Le operazioni di soccorso sono già impegnative così, e ora si sono fatte anche più rischiose perché in Tibet sul corso di due immissari del fiume Bhote Koshi si sta formando un lago di sbarramento a rischio di esondazione. Se l’acqua dovesse sfondare lo sbarramento, la conseguente piena potrebbe causare nuovi e gravi danni. La Cina ha sospeso per questa ragione i soccorsi di sua competenza. Nel lato tibetano sono state registrate più di 500 persone disperse.

Dall’altro lato le ricerche sono state organizzate dall’esercito nepalese, che per spostarsi sta usando 12 elicotteri e ha attrezzato un ospedale da campo vicino alle zone più colpite.

(AP Photo/Rajesh Kumar Singh)

Molte delle persone disperse sono turisti, escursionisti e pellegrini. L’esondazione è avvenuta in una zona nota per le escursioni turistiche e alpinistiche sull’Himalaya e verso il monte Kailash, una vetta tibetana meta di pellegrinaggi per varie religioni, tra cui induismo, buddismo, giainismo e Bön, un’antica religione tibetana.

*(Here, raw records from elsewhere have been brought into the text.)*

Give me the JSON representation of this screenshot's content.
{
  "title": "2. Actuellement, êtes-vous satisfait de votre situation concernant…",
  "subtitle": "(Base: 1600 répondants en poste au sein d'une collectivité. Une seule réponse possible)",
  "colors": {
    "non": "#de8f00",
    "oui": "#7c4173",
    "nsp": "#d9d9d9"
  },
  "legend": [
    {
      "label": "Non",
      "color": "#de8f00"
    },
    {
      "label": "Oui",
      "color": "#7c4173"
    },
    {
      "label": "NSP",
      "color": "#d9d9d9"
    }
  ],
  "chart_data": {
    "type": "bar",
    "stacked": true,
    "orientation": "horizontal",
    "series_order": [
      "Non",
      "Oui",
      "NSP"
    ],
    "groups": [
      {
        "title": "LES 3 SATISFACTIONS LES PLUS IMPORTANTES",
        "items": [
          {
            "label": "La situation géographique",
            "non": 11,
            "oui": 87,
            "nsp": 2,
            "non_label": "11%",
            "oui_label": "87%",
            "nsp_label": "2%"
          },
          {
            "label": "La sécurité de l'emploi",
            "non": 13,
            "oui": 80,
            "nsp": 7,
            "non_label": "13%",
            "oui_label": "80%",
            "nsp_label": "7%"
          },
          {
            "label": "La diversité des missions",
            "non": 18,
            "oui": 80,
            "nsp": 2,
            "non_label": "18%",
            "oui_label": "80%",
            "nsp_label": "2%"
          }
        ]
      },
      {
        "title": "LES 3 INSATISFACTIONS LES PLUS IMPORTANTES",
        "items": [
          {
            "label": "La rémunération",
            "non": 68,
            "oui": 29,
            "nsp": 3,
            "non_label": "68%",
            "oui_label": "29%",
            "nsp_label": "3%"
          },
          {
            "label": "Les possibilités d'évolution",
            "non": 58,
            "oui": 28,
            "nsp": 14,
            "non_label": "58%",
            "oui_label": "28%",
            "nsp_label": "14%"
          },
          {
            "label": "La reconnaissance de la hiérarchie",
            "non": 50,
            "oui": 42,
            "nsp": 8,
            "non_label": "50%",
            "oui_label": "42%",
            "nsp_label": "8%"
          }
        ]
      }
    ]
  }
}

(AP Photo/Niranjan Shrestha)

L’esondazione di mercoledì è stata probabilmente causata dal distacco di un’enorme massa di ghiaccio da un ghiacciaio. È stata improvvisa e potente e ha travolto persone, edifici e strade. Nei video provenienti dalle zone colpite si vedono ponti divelti ed edifici di più piani distrutti.

(AP Photo/Niranjan Shrestha)

Il governo nepalese ha respinto le offerte di altri paesi di inviare squadre di ricerca e soccorso, dicendo che le proprie sono sufficienti. Un funzionario del ministero degli Esteri ha detto che la decisione si basa anche sull’esperienza del grave terremoto del 2015, quando la presenza di molte squadre di diversi paesi causò grossi problemi di coordinamento.